# Anyone seen or used a Crapshooter?



## SewerRat (Feb 26, 2011)

Looks kinda cool for k-sinks with grease.
http://m.bullfrogind.com/#2889


----------



## Gettinit (May 9, 2012)

pic of a cell phone....I don't get it.


----------



## AlbacoreShuffle (Aug 28, 2011)

crapshooter ?
Isnt that what you do when your sitting around a camp fire and drinking beer ?


----------



## AlbacoreShuffle (Aug 28, 2011)

Gettinit said:


> pic of a cell phone....I don't get it.


you have to " click " on the phone.


----------



## ToUtahNow (Jul 19, 2008)

http://www.bullfrogind.com/Products.html

Here we go again. 

Mark


----------



## SewerRat (Feb 26, 2011)

Weird, I copied and pasted the link off my phone. 

Go to www.bullfrogind.com 

It's a little electric jetter built into a box all nicely self contained. Saw it on page 68 of the newest Cleaner magazine.


----------



## ToUtahNow (Jul 19, 2008)

SewerRat said:


> Weird, I copied and pasted the link off my phone.
> 
> Go to www.bullfrogind.com
> 
> It's a little electric jetter built into a box all nicely self contained. Saw it on page 68 of the newest Cleaner magazine.

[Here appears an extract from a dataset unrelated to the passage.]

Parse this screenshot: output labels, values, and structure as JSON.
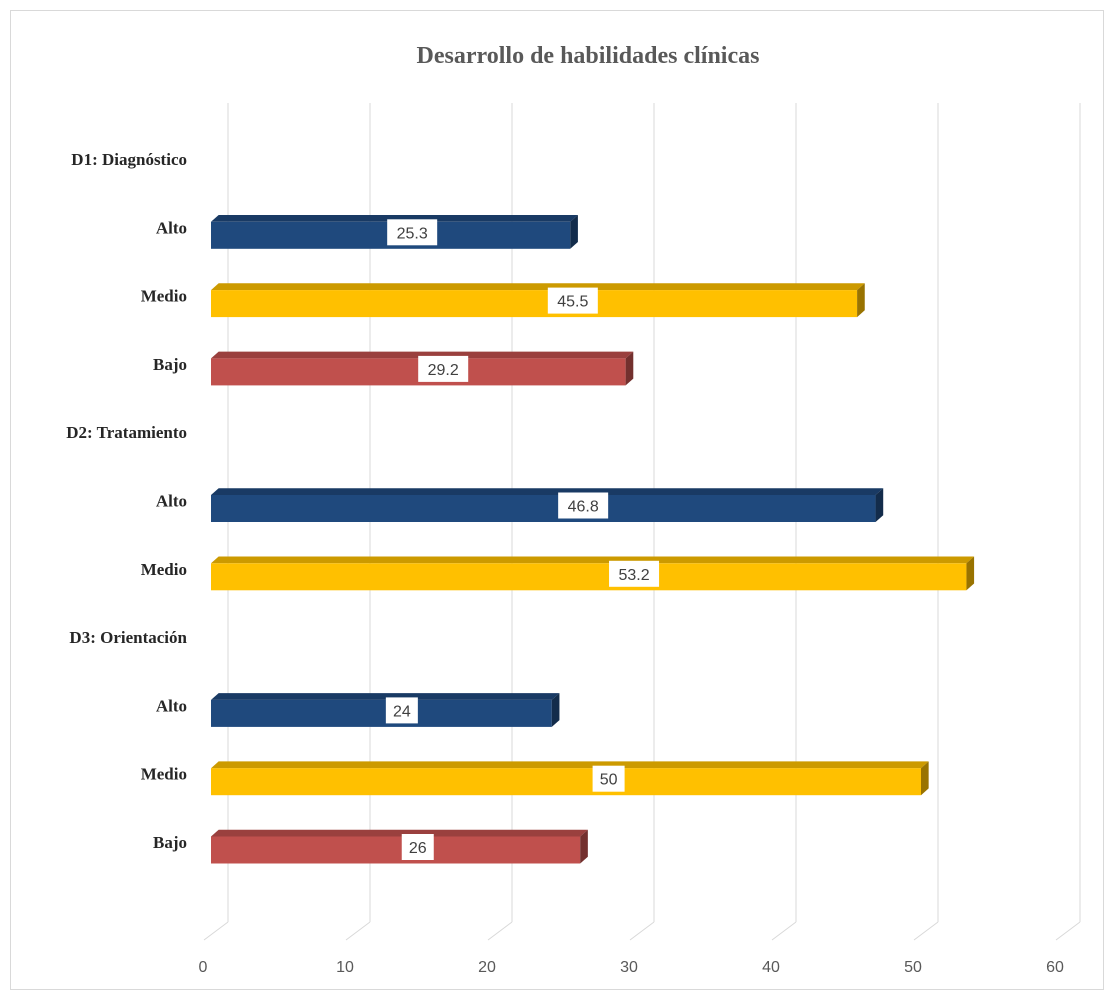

Someone ordered one on the Ridgid site and then canceled when the spec were to hard to figure out. If you watch their videos, I believe they are made in the kitchen of the woman who owns Bullfrog.

Mark


----------



## SewerRat (Feb 26, 2011)

Didn't see it over there sorry


----------



## SewerRat (Feb 26, 2011)

Wow in the video that sucker assumed that line was spotless just because it drained. Less than 2 gpm in a 4" grease clogged line.


----------